@eva4hidden @ _thestranger_
@icekatze @RainEStar @thyraclyne
I feel like the discussion is getting tangled because we are trying to debate different topics like modern vs. Medival social aspects, law vs. Justice vs. Morality, etc. I also feel like there are some vital nuances you are missing, as well as some unsupported assumptions you are making. I will try to address them but i am on a phone...
I find many of
@icekatze 's statements to be flawed and unconvincing. Yes, teens can definetly be intelligent and heroic, and certainly have an understanding of what is wrong. However, in this situation she didnt know what the right course of action was. She wasnt malicious, and we know that she was emotionally distressed and conflicted. There is no evidence that she put her family in danger, but we know she believed that if she didnt kidnap the kid right then, then her sick/dying brother would not get the expensive medicine he needed to live. Not only that but she believed that there was a threat to her mother. There is no evidence that she believed that she would "get away" with it, just that she didnt know she was to going with the kid.
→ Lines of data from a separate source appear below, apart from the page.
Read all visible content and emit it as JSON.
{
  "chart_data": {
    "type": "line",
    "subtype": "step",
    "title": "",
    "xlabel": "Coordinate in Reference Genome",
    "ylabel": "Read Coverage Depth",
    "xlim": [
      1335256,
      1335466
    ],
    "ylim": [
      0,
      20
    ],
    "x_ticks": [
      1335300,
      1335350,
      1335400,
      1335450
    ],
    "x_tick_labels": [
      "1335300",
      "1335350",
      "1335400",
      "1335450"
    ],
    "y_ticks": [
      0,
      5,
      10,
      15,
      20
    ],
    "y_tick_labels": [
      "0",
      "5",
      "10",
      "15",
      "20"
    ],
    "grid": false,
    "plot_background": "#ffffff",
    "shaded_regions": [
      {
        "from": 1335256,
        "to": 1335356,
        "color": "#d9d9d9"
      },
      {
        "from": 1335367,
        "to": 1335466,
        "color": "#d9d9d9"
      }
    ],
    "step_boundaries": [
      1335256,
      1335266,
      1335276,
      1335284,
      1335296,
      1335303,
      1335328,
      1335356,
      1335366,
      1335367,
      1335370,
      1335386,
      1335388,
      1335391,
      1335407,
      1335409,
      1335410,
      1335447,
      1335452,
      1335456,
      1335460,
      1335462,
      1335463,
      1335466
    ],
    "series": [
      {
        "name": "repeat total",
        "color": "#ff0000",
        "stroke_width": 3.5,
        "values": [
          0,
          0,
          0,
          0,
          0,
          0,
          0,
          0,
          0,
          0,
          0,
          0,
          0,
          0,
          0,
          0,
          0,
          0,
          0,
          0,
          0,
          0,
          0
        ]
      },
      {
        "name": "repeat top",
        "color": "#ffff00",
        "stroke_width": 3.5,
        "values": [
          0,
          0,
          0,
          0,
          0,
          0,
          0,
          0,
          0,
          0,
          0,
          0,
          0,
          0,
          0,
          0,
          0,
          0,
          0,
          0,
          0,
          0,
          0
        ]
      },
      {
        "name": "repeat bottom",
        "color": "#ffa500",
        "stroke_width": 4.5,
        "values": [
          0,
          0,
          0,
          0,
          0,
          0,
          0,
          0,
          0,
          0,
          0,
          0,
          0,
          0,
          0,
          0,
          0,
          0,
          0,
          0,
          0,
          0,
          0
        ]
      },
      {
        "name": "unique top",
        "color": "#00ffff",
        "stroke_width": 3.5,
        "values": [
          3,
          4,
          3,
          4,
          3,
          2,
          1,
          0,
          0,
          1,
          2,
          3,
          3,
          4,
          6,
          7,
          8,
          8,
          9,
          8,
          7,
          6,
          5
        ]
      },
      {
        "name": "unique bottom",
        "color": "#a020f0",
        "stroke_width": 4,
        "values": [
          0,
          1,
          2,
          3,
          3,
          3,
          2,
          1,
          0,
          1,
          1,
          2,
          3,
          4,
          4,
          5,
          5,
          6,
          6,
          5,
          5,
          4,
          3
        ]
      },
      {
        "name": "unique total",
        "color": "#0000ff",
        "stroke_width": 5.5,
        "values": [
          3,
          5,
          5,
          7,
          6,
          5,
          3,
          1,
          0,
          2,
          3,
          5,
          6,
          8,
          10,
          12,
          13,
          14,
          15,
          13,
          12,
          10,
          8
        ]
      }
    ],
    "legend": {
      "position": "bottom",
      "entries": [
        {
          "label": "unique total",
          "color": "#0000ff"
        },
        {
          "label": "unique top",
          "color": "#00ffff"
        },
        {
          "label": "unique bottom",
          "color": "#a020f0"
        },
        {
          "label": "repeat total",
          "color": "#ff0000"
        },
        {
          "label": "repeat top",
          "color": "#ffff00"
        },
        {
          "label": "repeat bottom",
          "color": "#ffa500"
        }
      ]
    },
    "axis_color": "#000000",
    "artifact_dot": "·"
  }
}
For all we know she was going to wait and confess (which is probably why they brought her along to prevent that from happening).
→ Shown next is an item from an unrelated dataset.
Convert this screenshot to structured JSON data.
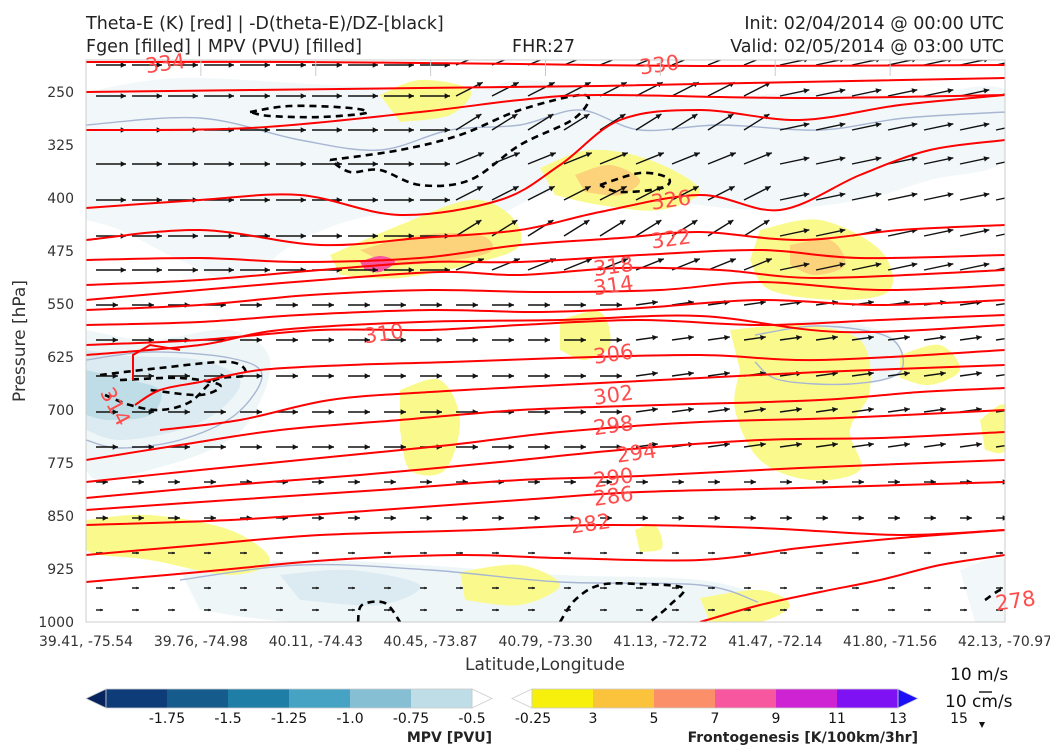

The long rehibilitation/not working with children doesnt make sense. I am not saying she is "exonerated," but that she was young, and in a situation in which she didnt know the right move. She either believed she was talking to her family or she was unable to talk to them, and didnt feel like she could turn to anyone who she worked for/with. If you think about it, she shouldnt have been in that situation to begin with. Even if she was an adult by that society, she was only fifteen, but the main nanny for a dukes daughter, in a kingdom that depends on the nobles magic power for survival. Not only that, but she is shown to be an outsider, and yet there were no support, and a lack of guards watching over her and the mc. I guess it shows how much the lords not caring about his daughter affected the servants if they became that complacent and careless. Hannah was unqualified and untrained for that position, and mostly was "successful" because she knew some of the basics of childcare and the baby had an adult mind. Heck the MC took advantage of that in order to sneak out and whatnot...
Hannah wasn't evil. Just a poor kid likely caught in up in the plots of nobles. Had she lived, she likely would have been traumatized by the whole ordeal. However, at the end, when she was exhausted, scared, and lost, she showed her character by sacrificing her own life for the child she cared for would have a sliver of a chance at surviving.